Let's jump right in and go over the four steps to prevent a hardware hack:
Step 1: Buy from a trusted motherboard design and manufacturing company
After the recent news about offshore computer hardware getting hacked, it is critical to review your computer supplier. Are they simply repackaging an offshore motherboard or do they control the whole process here in the United States?

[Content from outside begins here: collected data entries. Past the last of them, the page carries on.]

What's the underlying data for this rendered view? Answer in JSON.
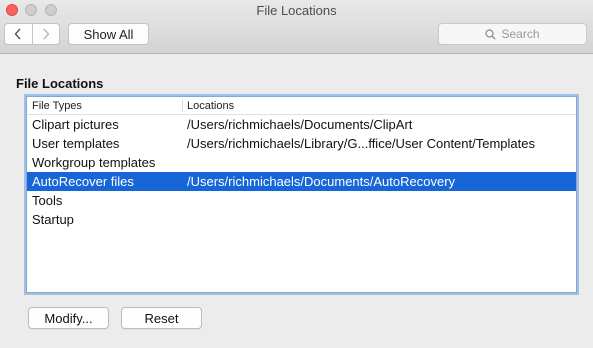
{
  "window": {
    "title": "File Locations"
  },
  "toolbar": {
    "back_icon": "chevron-left-icon",
    "forward_icon": "chevron-right-icon",
    "show_all_label": "Show All",
    "search_placeholder": "Search"
  },
  "section": {
    "title": "File Locations"
  },
  "table": {
    "columns": [
      "File Types",
      "Locations"
    ],
    "rows": [
      {
        "type": "Clipart pictures",
        "location": "/Users/richmichaels/Documents/ClipArt"
      },
      {
        "type": "User templates",
        "location": "/Users/richmichaels/Library/G...ffice/User Content/Templates"
      },
      {
        "type": "Workgroup templates",
        "location": ""
      },
      {
        "type": "AutoRecover files",
        "location": "/Users/richmichaels/Documents/AutoRecovery"
      },
      {
        "type": "Tools",
        "location": ""
      },
      {
        "type": "Startup",
        "location": ""
      }
    ],
    "selected_row": "AutoRecover files"
  },
  "buttons": {
    "modify_label": "Modify...",
    "reset_label": "Reset"
  },
  "colors": {
    "selection": "#1766d8",
    "close_button": "#fc615d",
    "focus_ring": "#9ec1ea"
  }
}
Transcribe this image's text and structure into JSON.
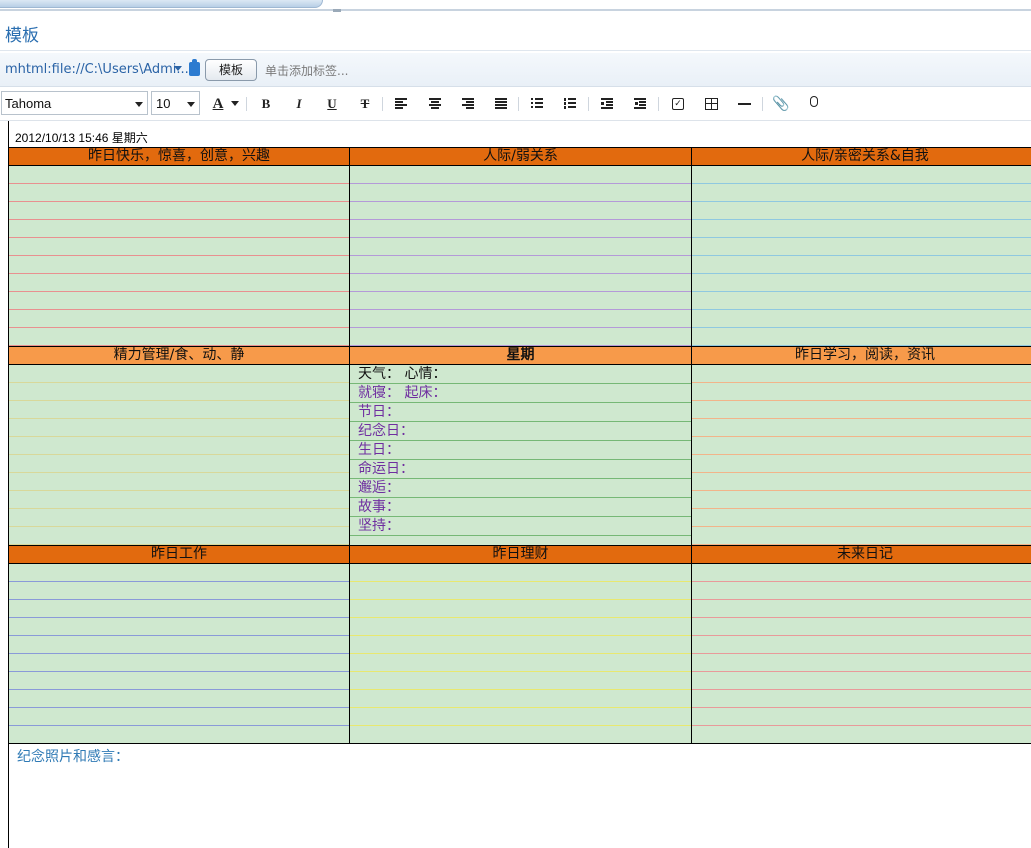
{
  "window": {
    "title": "模板"
  },
  "address": {
    "url": "mhtml:file://C:\\Users\\Admi...",
    "notebook_button": "模板",
    "add_tag_placeholder": "单击添加标签..."
  },
  "toolbar": {
    "font": "Tahoma",
    "size": "10",
    "buttons": [
      "font-color",
      "bold",
      "italic",
      "underline",
      "strikethrough",
      "align-left",
      "align-center",
      "align-right",
      "justify",
      "bullet-list",
      "numbered-list",
      "outdent",
      "indent",
      "checkbox",
      "table",
      "horizontal-rule",
      "attach",
      "record"
    ]
  },
  "note": {
    "datetime": "2012/10/13 15:46   星期六",
    "sections": [
      {
        "title": "昨日快乐，惊喜，创意，兴趣"
      },
      {
        "title": "人际/弱关系"
      },
      {
        "title": "人际/亲密关系&自我"
      },
      {
        "title": "精力管理/食、动、静"
      },
      {
        "title": "星期"
      },
      {
        "title": "昨日学习，阅读，资讯"
      },
      {
        "title": "昨日工作"
      },
      {
        "title": "昨日理财"
      },
      {
        "title": "未来日记"
      }
    ],
    "week_items": [
      "天气：  心情：",
      "就寝：  起床：",
      "节日：",
      "纪念日：",
      "生日：",
      "命运日：",
      "邂逅：",
      "故事：",
      "坚持："
    ],
    "memo": "纪念照片和感言："
  },
  "colors": {
    "header_dark": "#e26a0e",
    "header_light": "#f79a4a",
    "cell_green": "#cfe8cf",
    "title_blue": "#2a6eb0"
  }
}
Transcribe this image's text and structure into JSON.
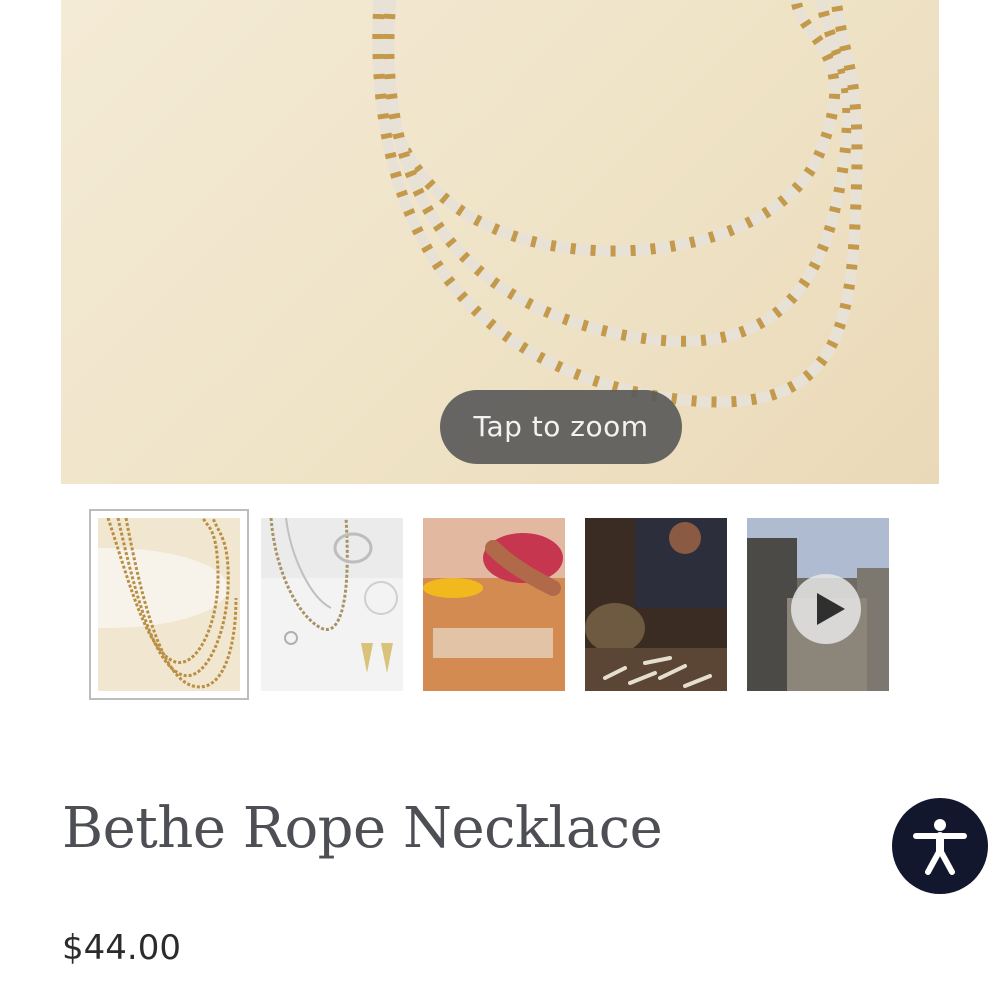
{
  "product": {
    "title": "Bethe Rope Necklace",
    "price": "$44.00"
  },
  "gallery": {
    "zoom_hint": "Tap to zoom",
    "main_image_icon": "necklace-photo",
    "thumbnails": [
      {
        "subject": "necklace-on-wall",
        "selected": true
      },
      {
        "subject": "jewelry-collection",
        "selected": false
      },
      {
        "subject": "artisan-hands-working",
        "selected": false
      },
      {
        "subject": "artisan-at-workbench",
        "selected": false
      },
      {
        "subject": "video-street-scene",
        "selected": false,
        "has_play_icon": true
      }
    ]
  },
  "accessibility": {
    "icon": "accessibility-person-icon"
  },
  "colors": {
    "title": "#4d4f55",
    "price": "#2b2b2b",
    "accessibility_button": "#12172e",
    "zoom_pill": "#5a5a5a"
  }
}
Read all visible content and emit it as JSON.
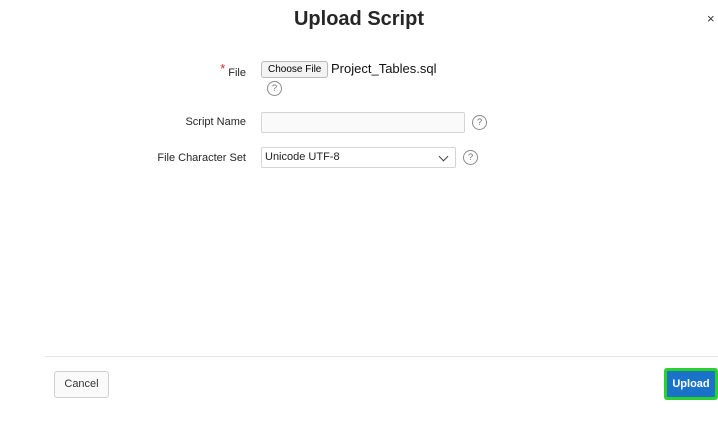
{
  "dialog": {
    "title": "Upload Script",
    "close_glyph": "×"
  },
  "form": {
    "file": {
      "required_marker": "*",
      "label": "File",
      "choose_button": "Choose File",
      "selected_file": "Project_Tables.sql",
      "help_glyph": "?"
    },
    "script_name": {
      "label": "Script Name",
      "value": "",
      "help_glyph": "?"
    },
    "character_set": {
      "label": "File Character Set",
      "selected": "Unicode UTF-8",
      "help_glyph": "?"
    }
  },
  "footer": {
    "cancel_label": "Cancel",
    "upload_label": "Upload"
  },
  "icons": {
    "close": "close-icon",
    "help": "help-icon",
    "dropdown": "chevron-down-icon"
  },
  "colors": {
    "required": "#d7262d",
    "primary": "#1a73c9",
    "focus_outline": "#2bd22b"
  }
}
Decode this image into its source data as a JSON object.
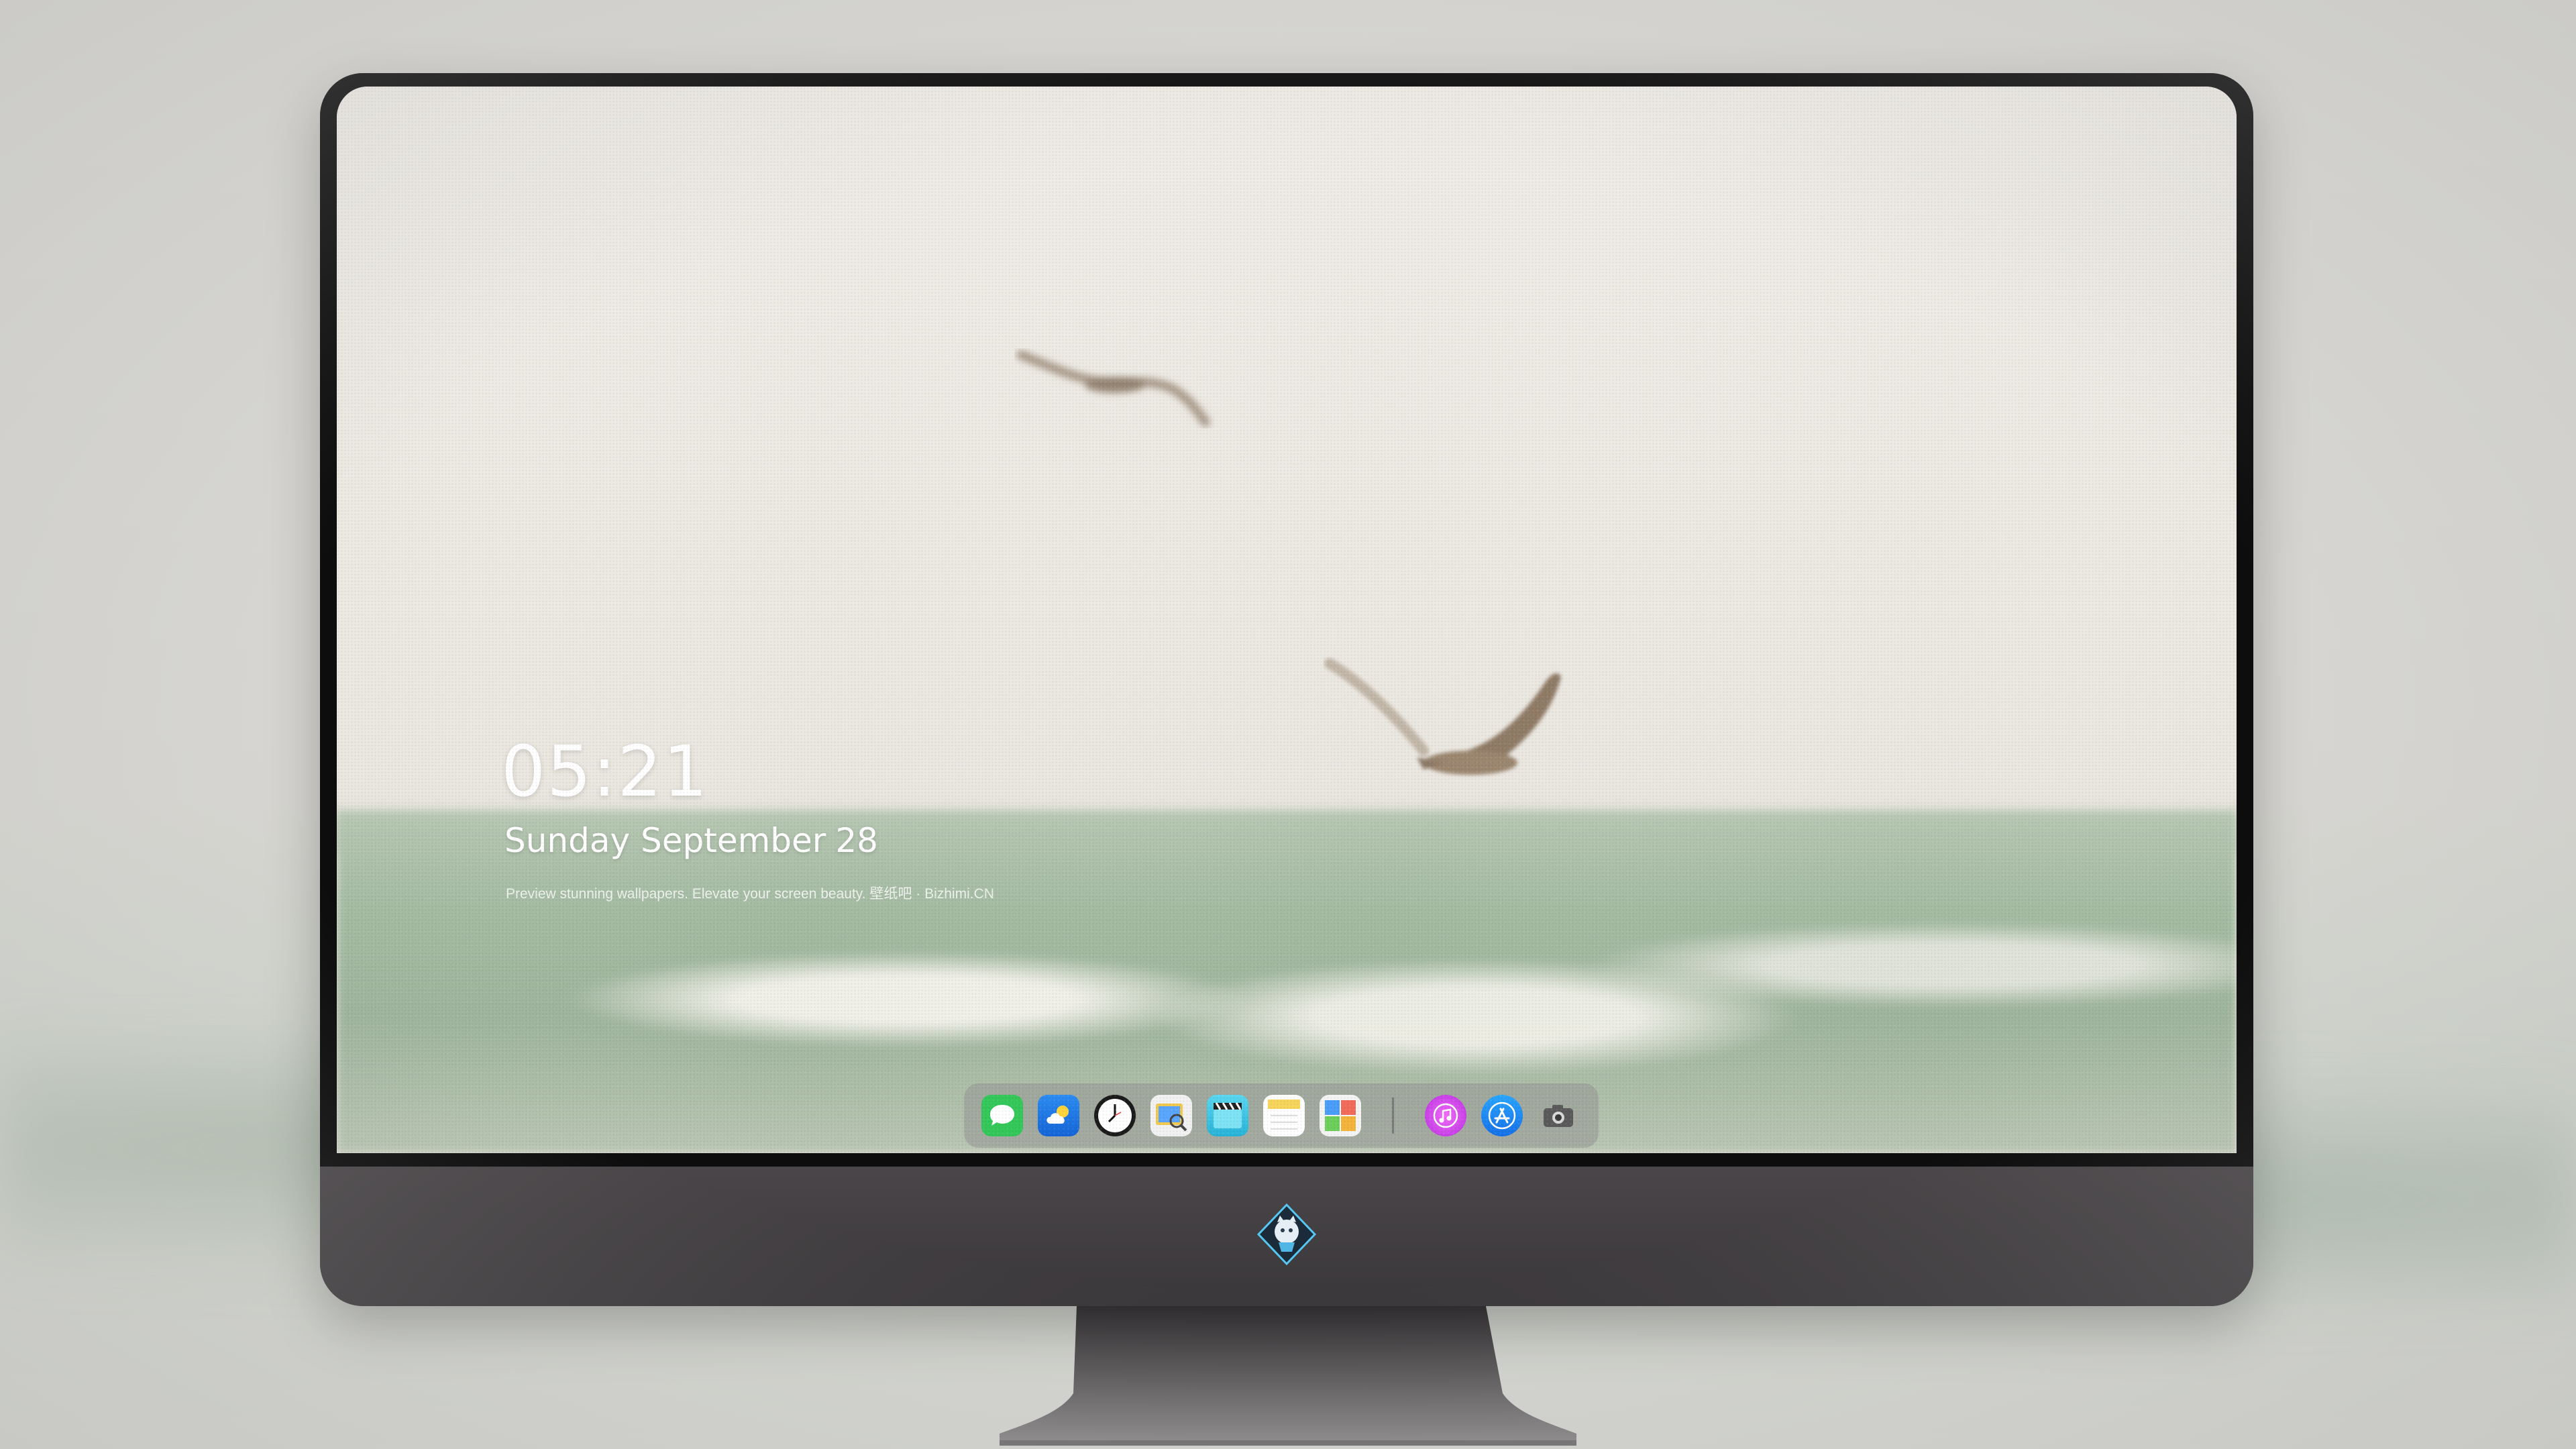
{
  "lock_screen": {
    "time": "05:21",
    "date": {
      "weekday_month": "Sunday September",
      "day": "28"
    },
    "tagline": "Preview stunning wallpapers. Elevate your screen beauty. 壁纸吧 · Bizhimi.CN"
  },
  "dock": {
    "apps": [
      {
        "name": "Messages",
        "icon": "chat-bubble-icon",
        "color": "#34c759"
      },
      {
        "name": "Weather",
        "icon": "cloud-sun-icon",
        "color": "#1e7bf0"
      },
      {
        "name": "Clock",
        "icon": "clock-icon",
        "color": "#1b1b1b"
      },
      {
        "name": "Preview",
        "icon": "photo-magnifier-icon",
        "color": "#f2c94c"
      },
      {
        "name": "Clips",
        "icon": "clapperboard-icon",
        "color": "#38c8e6"
      },
      {
        "name": "Notes",
        "icon": "notepad-icon",
        "color": "#f7d55b"
      },
      {
        "name": "Photo Booth",
        "icon": "photo-grid-icon",
        "color": "#ffffff"
      },
      {
        "name": "iTunes",
        "icon": "music-note-icon",
        "color": "#d33ef2"
      },
      {
        "name": "App Store",
        "icon": "app-store-icon",
        "color": "#1a8cff"
      },
      {
        "name": "Camera",
        "icon": "camera-icon",
        "color": "#5a5a5a"
      }
    ]
  },
  "colors": {
    "bezel": "#0d0d0e",
    "chin": "#403c3f",
    "sky": "#ece9e2",
    "sea": "#a4bba2"
  }
}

Step 2: Isolate your network
Most sensitive applications (especially in the military) ensure that their application has no access to the outside internet. As an example of this threat, note that some IPMI (Intelligent Platform Management Interface) software can actually make remote calls home which allows the hacker to then backdoor through the BMC (Base Management Controller) hardware almost like a remote KVM.
Step 3: Disable the BMC
The Base Management Controller is a great tool to remote into a motherboard remotely and have absolute control over the whole computer. In fact, you can actually remotely shut down the computer, get into the BIOS, access the hard drives, etc. Unless you have a need for this type of control I strongly suggest you require that your computer supplier disable this device.
Step 4: Protect your firmware
According to some sources like Wired, 80% of PCs have firmware vulnerabilities. Protect against this with secureFlash (protects against unsigned BIOS updates) and secureBoot (protects against unsigned bootloaders, OS, and other firmware).
While you may not have followed all of the verbiage and acronyms above, I assure you that these tasks are very easy for a computer supplier to do, assuming they control the board design and manufacturing processes.